Öykü- Özgenaz Ürekli- Ustaca Geçiştirmeler ve Yeşillikler
- İshakEdebiyat
- 4 gün önce
- 4 dakikada okunur
Plan bozuldu. Teslim tarihi için bugünü vermişti. İki kısa cümle kurup kapattık telefonu. Elimdeki makbuza bakıyorum. Yazılanlarda bir yanlışlık yok. İmzası var. Kaşesi var. Adım, soyadım, ürün bilgisiyle alt alta duruyor. Adresim yok, onun yerine sadece ilçe kısmı doldurulmuş. Kuru ve acele bir sesle telefonu yüzüme kapattı. Yanında müşterisi varmış. Beni daha sonra arayıp bilgilendirecekmiş. Tamam dedim. Sizden haber bekliyorum. Bu, yaklaşık bir aydır sürüyor. İkinci mi üçüncü mü teslim tarihinin ertelenişi, hatırlamıyorum. Aslında hatırlıyorum ama unutmuş gibi yapmak işime geliyor. Dolap gelecek mi? Ha bugün ha yarın derken yoksa halen daha hazır değil mi? Hazır değilse hangi aşamada? Cilası mı kaldı? Rafları mı oturmadı? Kapakları mı eksik?
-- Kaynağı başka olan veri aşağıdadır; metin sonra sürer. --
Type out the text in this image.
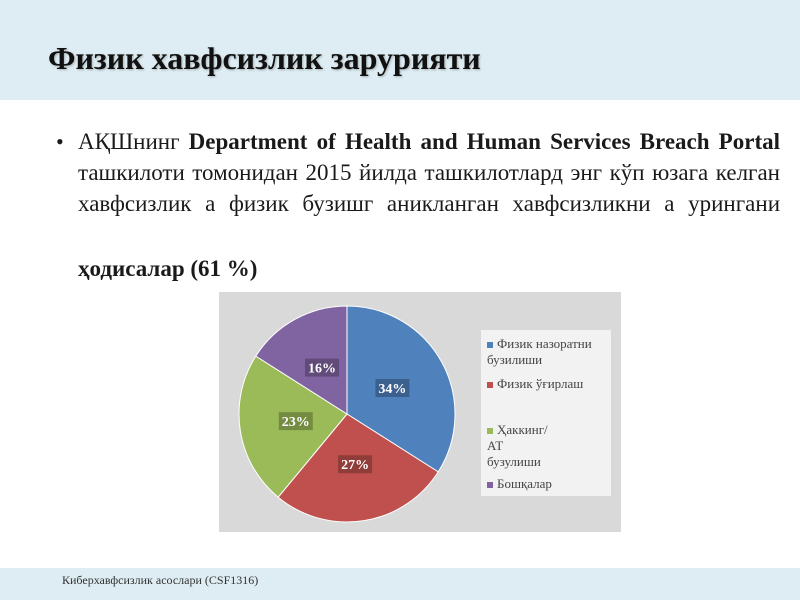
Физик хавфсизлик зарурияти
• АҚШнинг Department of Health and Human Services Breach Portal ташкилоти томонидан 2015 йилда ташкилотлард энг кўп юзага келган хавфсизлик а физик бузишг аникланган хавфсизликни а урингани
ҳодисалар (61 %)
34%
27%
23%
16%
Физик назоратни бузилиши
Физик ўғирлаш
Ҳаккинг/ АТ бузулиши
Бошқалар
Киберхавфсизлик асослари (CSF1316)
Yoksa lanet olası kulpları mı takılmadı? Hiçbirini bilmiyorum. Zaman geçtikçe bilmediğim şeyler artıyor. Bir dolabın nasıl yapılacağını öğrenmemek işten değil. Her bir şeyi kendim yapacaksam ne diye başkalarından medet umuyorum? Kendim falan uğraşmayacağım. Gelecek o dolap. Uzun uzun seyredeceğim. Defalarca açıp kapatacağım. Kapakları yıllar geçmeden aşınacak. Ses çıkartacak. Öyle bir noktadayım ki parasını verip vermememin önemi kalmadı. Ardından yitip gidecek olsam da bekleyeceğim. Beklemenin en pis tarafı bir zaman sonra bağlamından kopup neyi beklediğini dahi unutmaya evrilmesi. Bir nevi amacından sapış… Ve tüm çevresel koşullardan bağımsızlaşıp o saplantılı vaziyette durmak, durabilmek.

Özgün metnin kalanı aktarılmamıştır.